Claro que houve vários que não disseram nada, ou que ainda não disseram nada, e há mesmo um desses a quem não conviria nada estes género de apartes, pois que arregaça as mangas para tomar conta do PS logo que Costa dê de frosques e, nessa condição de candidato, não pode vir agora dizer que abandona um Governo... Não, Pedro Nuno Santos está é ansioso por tomar conta de uma qualquer próxima governação e, pelo caminho, dar cabo da aviação comercial, dos comboios e do PS, coisa de que o partido parece ainda não se ter apercebido. 

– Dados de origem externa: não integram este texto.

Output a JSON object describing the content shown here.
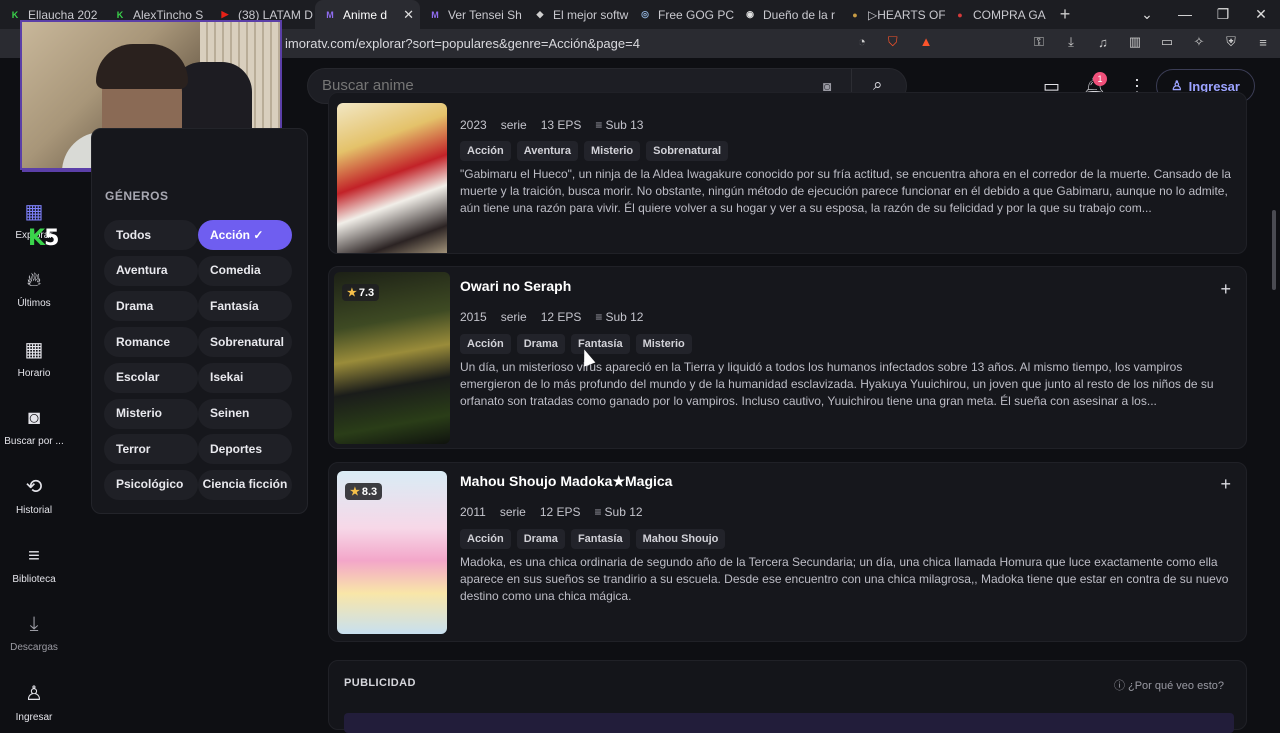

Igualmente mudo se manteve o torpedeiro-mor Eduardo Cabrita, que resistirá enquanto não o correrem, enquanto não o abanarem e lhe disserem "Dudu, olha as gotas: acabou-se, agora tens de ser tu o motorista!". E, mesmo nesse dia terminal, ele irá estremunhado, olhando em todas as direcções, por cima do ombro, atrás das costas, pois vivemos num mundo perigoso, de propósitos conspirativos, onde até a Guarda e a Polícia não obedecem a um ministro como deveria ser. O Cravinho que o diga lá com os truques que lhe pregam os fardados dele...

De repente, bastou um orçamento, um delicado momento, e é a debandada: o que estará a acontecer? Se não fosse a minha fé nas teorias de Bakunine, penso, até, que ficaria preocupado.  

 

Nota para quem possa não conhecer: Mikhail Aleksandrovitch Bakunin (1814-1876), foi um teórico político, sociólogo, filósofo e revolucionário anarquista. É considerado uma das figuras mais influentes do anarquismo e um dos principais fundadores da tradição social anarquista.